Üniversitede Oyun Çılgınlığı


      Peki ders dışında ne yapabilirsiniz onlardan bahsedelim. Aslında pek bahsedecek bir şey yok, yapacağınız şey oyun oynamak. Çok çeşitli ve belki de daha önce hiç karşılaşmadığınız oyunlarla karşılaşacak, sonrasında bu oyunların uzmanı olacaksınız. Tabii bu biraz erkekler için böyle olur, kızlar oyunlardan çok alışverişe kafayı takarlar. O mağaza senin, bu mağaza benim dolaşırlar. Özellikle taş ve kağıt oyunları kızları pek sarmaz. Fakat erkeklerin çoğunun alışveriş gibi bir merakları olmadığı, olsa da öyle saatlerce mağaza mağaza gezmeyecekleri için boş vakitlerini oyunlarla geçirirler. Bu oyunlar bazen bir iş yaptırmak için de oynanır. Bulaşık, yemek yapma, ekmek alma gibi işler için oyuna oturmuş halde bulabilirsiniz kendinizi. Eğer gerçekten şanssızsanız, bir şeyine oynamamanızı öneririm.

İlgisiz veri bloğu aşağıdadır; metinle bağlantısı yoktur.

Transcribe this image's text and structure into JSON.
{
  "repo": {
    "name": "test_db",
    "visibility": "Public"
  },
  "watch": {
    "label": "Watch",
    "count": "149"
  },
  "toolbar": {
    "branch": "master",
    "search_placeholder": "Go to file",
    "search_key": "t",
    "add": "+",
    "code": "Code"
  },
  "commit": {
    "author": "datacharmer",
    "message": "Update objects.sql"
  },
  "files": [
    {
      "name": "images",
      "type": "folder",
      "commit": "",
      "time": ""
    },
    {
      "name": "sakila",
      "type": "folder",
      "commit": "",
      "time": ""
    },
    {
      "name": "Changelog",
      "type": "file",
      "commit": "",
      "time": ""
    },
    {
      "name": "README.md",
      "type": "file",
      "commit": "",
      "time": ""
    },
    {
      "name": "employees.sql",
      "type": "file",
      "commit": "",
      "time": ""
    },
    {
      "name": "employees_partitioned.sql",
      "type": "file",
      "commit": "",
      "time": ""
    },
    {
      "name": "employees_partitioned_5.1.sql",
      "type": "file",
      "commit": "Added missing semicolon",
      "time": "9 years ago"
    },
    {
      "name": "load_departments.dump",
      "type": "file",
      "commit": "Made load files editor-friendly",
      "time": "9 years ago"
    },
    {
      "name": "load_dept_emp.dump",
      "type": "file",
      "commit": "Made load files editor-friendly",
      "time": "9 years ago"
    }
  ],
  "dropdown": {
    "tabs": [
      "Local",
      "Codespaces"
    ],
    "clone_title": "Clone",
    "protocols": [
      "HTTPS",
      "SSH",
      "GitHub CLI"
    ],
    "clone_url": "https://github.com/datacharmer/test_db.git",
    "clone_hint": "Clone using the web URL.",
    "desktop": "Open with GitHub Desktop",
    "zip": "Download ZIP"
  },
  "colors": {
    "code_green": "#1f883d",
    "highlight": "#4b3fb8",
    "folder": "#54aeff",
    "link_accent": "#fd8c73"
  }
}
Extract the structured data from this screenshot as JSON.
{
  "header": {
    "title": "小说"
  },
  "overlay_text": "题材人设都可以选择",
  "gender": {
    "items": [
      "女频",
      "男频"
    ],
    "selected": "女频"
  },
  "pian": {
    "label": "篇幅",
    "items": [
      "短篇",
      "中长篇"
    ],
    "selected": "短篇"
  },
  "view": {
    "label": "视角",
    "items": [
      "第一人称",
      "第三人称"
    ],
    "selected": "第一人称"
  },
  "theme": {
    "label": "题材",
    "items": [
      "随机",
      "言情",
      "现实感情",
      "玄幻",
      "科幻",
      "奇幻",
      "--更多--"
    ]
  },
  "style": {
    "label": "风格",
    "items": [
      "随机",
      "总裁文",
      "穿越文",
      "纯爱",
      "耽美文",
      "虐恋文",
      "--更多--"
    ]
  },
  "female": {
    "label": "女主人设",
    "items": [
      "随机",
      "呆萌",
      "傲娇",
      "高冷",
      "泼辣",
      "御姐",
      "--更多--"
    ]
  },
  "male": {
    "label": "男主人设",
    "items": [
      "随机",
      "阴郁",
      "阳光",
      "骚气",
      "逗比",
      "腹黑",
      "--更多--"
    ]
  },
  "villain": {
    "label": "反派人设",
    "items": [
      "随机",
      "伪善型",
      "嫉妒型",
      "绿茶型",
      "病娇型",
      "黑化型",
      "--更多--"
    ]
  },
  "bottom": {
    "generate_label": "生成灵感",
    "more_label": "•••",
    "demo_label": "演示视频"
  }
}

   Önce tavlayla başlayalım. Tavla da kız erkek ayrımı yoktur, herkesin ucundan da olsa tavlayı bilmesi elzemdir. Çünkü tavla ilk adımdır, ilk konuşmadır, karşındakini test edeceğin ilk yerlerden biridir. İyi bir tavla oyuncusu, karşısındakinin tavla oynayışından bile nasıl bir insan olduğunu az çok anlayabilir. Tabii karşısındaki de tavla oynamayı profesyonel anlamda biliyorsa. Pek inandırıcı gelmedi heralde, şöyle anlatayım o zaman. Tavlayı oynadığınız kişinin risk almayı seven biri mi yoksa garantici mi, hızlı düşünüp çabuk karar veren mi yoksa her hamlesini sonuna kadar hesaplayan biri mi olduğunu oynayışından anlayabilirsiniz. Neyse bunlar tavlada profesyonel oyuncular için geçerli olan incelikler, size daha var sanırım. Fakat tavla vakit öldürmeye bire birdir, hele hele diğer oyunlar gibi 4 kişi olmak zorunda olmadığın bir oyun olması tavlayı daha kullanışlı kılar.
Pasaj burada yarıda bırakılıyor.